Berkeley is Alvin Ailey American Dance Theater’s most visited city outside of New York. This seems fitting given the city's history of civil rights activism, and founder Alvin Ailey’s own role in the movement, for which he posthumously received the Presidential Medal of Freedom. The world-acclaimed dance company originated in 1958 with a cast of seven Black dancers and has since become the largest modern dance company in the United States and a magnificent example of multiracial artistry and continuous innovation.

The show is inspiring, especially in light of this country’s current era of civil rights rollbacks — but it would be a wonder to see at any time. The musicality of the choreography brings to life the expressiveness of the soundtrack in an evening of endless intrigue.

Program A, the first of four programs, features three Bay Area premieres by three different choreographers, followed by the company’s classic, Revelations. The opening piece starts strong: Blink of an Eye, choreographed by Medhi Walerski, captures the lively orchestrations of Bach's Violin Partitas Nos. 1 and 2 in a seamlessly connected string of vignettes.
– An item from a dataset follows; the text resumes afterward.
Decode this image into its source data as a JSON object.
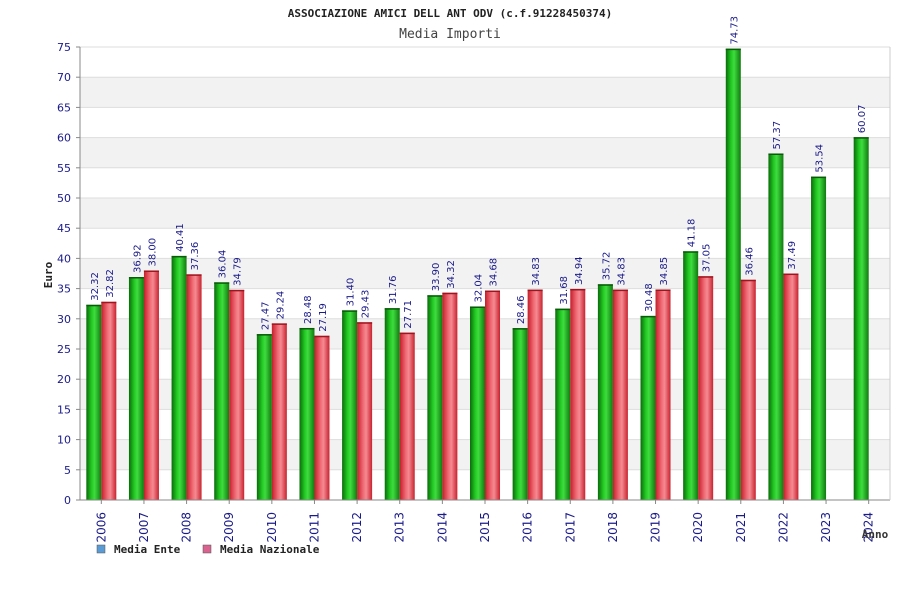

Tight-fit costuming by Walerski lends focus to the contours of the dancers’ bodies as they play artfully with the music, at times reflecting its sharper rhythms and at other moments challenging its punctuation through longer, languid movements.

AAADT's Christopher Wilson in Alvin Ailey's Revelations | Photo Credit: Paul Kolnik, 2021

Next up is a softer, introspective solo, Song of the Anchorite, with choreography by Jamar Roberts. The piece was inspired by a 1961 solo that Alvin Ailey created for himself, and dancer Yannick Lebrun carries the tribute with steady elegance. The only wanting here is for a more pronounced, embodied response to the dramatic mood shifts in Ravel's accompanying Piano Concerto in G Major.

Difference Between stops the show. In a flash of blue and orange costumes designed by Karen Young, the dancers enter exuberantly and the energy never lets up. Choreographed by Matthew Neenan, this piece assumes the daunting task of interpreting the sweeping, polyphonic music of composer Heather Christian — a MacArthur “Genius” — and it does not disappoint.

Neenan’s choreography is exceptionally sensitive to the composition of Christian’s music. Different groups of dancers inhabit the layered voices in the score through separate, overlapping choreographies that evoke the images in Christian's idiosyncratic lyrics. The "tower of babel" stands out as an impressive feat of ensemble collaboration. A passionate duet between Xavier Mack and Mason Evans enraptures the audience, and the floor-work that concludes the piece leaves us in a breath of awe.

Alvin Ailey’s signature creation, Revelations, closes the show. This series of powerful dances based on African American spirituals is as enthralling and colorful as it is enduring. In a piece that evokes collective memories of the African American experience, the entire ensemble glows. Sarah Daley-Perdomo and Christopher R. Wilson perform an especially entrancing duet in “Fix Me, Jesus.”

AAADT's Xavier Mack, Samantha Figgins and Isaiah Day in Matthew Neenan's Difference Between | Photo Credit: Paul Kolnik

As artistic director Alicia Graf Mack noted at the opening of the show, founder Alvin Ailey’s goal was to "hold a mirror to society to show people how beautiful they are." It’s a vision perhaps too poetic to measure, but if the whistles, whoops, and hollers of the standing ovation offer any clue, Ailey has given us quite a generous understanding of our human nature.

There is perhaps no better hope for America than in the lines and leaps of this historic dance company.